Anti-India US diplomat Raphel, convicted felon Fai back in business?
The former American diplomat Robin Raphel and Ghulam Nabi Fai, a convicted felon who worked as Pakistan's spy to influence the US policy over Kashmir, are back in business.
The former American diplomat Robin Raphel and Ghulam Nabi Fai, a convicted felon who worked as Pakistan's spy to influence the US policy over Kashmir, are back in business.
Top sources told IANS that Raphel, a Pakistani lobbyist after her retirement and probed in 2014 by the FBI on the suspicion that she was a Pakistani asset, quietly made a comeback after investigators closed her case without filing any charges in 2016 and President Donald Trump got elected in the US.
Though Raphel remained away from the public view, she became one of the few back-channel key players who played a crucial role in facilitating the talks between the US and the Taliban in Afghanistan, sources said.
Her services for mediation were sought by the Trump administration in view of her long history of being pro-Pakistan and pro-Taliban, a top source said.
"Since Trump wanted to exit Afghanistan, she fit the bill," he added.
Assistant Secretary of State under former President Bill Clinton, Raphel also served in USAID in Islamabad and political counselor in New Delhi in her long diplomatic career in South Asia.
She was married (later divorced) to the US Ambassador in Pakistan, Arnold Raphel, who was killed along with General Zia-ul Haq in a plane crash in 1988.
Raphel, who wielded enormous influence on US foreign policy in Afghanistan-Pakistan-India, has been supportive of talks with the Taliban when it took over Kabul and even after the 9/11 terror attacks. Incidentally, even as the US State Department designated Osama bin Laden as one of the biggest sponsors of terrorism, the Taliban regime which sheltered him in Afghanistan, was never declared a state sponsor of terrorism.
In India, she legitimized Pakistan's cross-border terrorism in Kashmir by setting up their political arm, Hurriyat Conference, which brought together pro-Pakistan and pro-independence Kashmiri separatists. Not only that, she persistently called Kashmir a 'disputed territory' and extended support to Kashmiri separatists, straining India-US relations while being an American diplomat in New Delhi.

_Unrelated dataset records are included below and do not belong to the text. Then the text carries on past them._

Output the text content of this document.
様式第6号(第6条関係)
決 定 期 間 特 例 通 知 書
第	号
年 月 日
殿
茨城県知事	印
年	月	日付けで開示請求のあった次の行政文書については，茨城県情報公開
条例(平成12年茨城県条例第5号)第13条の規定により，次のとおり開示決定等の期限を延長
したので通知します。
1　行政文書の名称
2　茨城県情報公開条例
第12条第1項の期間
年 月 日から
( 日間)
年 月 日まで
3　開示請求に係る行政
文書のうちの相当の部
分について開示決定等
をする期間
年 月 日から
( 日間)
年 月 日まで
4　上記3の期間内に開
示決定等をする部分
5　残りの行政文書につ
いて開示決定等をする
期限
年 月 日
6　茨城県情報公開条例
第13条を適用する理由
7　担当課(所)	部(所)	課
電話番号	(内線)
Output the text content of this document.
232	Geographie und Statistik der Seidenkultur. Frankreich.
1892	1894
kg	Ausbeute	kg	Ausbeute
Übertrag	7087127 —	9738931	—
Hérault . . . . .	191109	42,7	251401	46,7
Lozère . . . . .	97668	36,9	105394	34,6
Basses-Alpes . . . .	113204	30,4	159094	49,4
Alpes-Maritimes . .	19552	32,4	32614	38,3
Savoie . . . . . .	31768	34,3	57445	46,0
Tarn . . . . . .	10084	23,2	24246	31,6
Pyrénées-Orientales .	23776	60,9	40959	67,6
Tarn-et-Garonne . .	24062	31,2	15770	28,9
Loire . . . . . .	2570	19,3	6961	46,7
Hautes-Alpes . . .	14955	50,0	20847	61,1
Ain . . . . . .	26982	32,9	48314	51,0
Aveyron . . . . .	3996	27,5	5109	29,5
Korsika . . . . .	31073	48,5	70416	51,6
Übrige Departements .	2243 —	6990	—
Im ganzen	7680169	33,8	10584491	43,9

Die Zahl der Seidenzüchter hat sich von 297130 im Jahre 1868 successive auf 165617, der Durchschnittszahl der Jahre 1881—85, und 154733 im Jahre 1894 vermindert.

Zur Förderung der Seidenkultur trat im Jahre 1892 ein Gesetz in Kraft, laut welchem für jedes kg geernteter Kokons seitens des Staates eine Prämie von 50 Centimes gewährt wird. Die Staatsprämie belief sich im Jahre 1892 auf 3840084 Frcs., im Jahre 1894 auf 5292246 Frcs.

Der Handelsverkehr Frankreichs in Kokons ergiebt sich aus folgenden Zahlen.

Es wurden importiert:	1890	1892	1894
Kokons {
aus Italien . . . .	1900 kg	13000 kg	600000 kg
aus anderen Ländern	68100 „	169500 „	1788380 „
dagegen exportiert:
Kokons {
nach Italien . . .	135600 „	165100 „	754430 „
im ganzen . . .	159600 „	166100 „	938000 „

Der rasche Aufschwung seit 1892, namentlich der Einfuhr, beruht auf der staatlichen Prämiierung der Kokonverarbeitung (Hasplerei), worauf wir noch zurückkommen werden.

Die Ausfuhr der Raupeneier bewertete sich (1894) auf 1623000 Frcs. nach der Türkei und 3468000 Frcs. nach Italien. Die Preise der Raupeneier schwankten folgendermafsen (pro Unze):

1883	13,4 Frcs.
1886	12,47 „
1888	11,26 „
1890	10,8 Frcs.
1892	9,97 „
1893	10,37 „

Her influence waned as India's economic growth story created its own clout in the US and George W. Bush changed US foreign policy in the region following the September 11, 2001 terror attacks.
An American citizen of Kashmiri origin, Ghulam Nabi Fai, who ran propaganda against India over Kashmir under his platform aKashmir American Council', was arrested in 2011 after relations between Islamabad and Washington deteriorated in the aftermath of the raid that killed Osama bin Laden in Pakistan.
He was suddenly released from jail after two years in 2013. Many security experts at the time speculated that he was set free in exchange of vital information on Raphel. Sources said, he too, like Raphel, is now back to holding anti-India conferences on Kashmir in the US.
"The latest is on March 21-22 in Texas with guests like Lord Nazir Ahmed, a member of UK house of lords who was recently caught on social media circulating fake news about Delhi riots," a source said.
The other participants of the conference are permanent representative of Pakistan to the UN, Munir Akram, advocate Sultan Memood and several Pakistani journalists.
Sources said all the anti-India moves in the US Congress and at several platforms over Kashmir since August 5, when the Modi government reorganized the state of Jammu and Kashmir and revoked its special status, are an outcome of the revival of the Robin Raphel-Ghulam Nabi Fai partnership.
"Even President Donald Trump's offer of mediation between India and Pakistan over Kashmir several times, since August last year, is a chapter from the same playbook," a source said.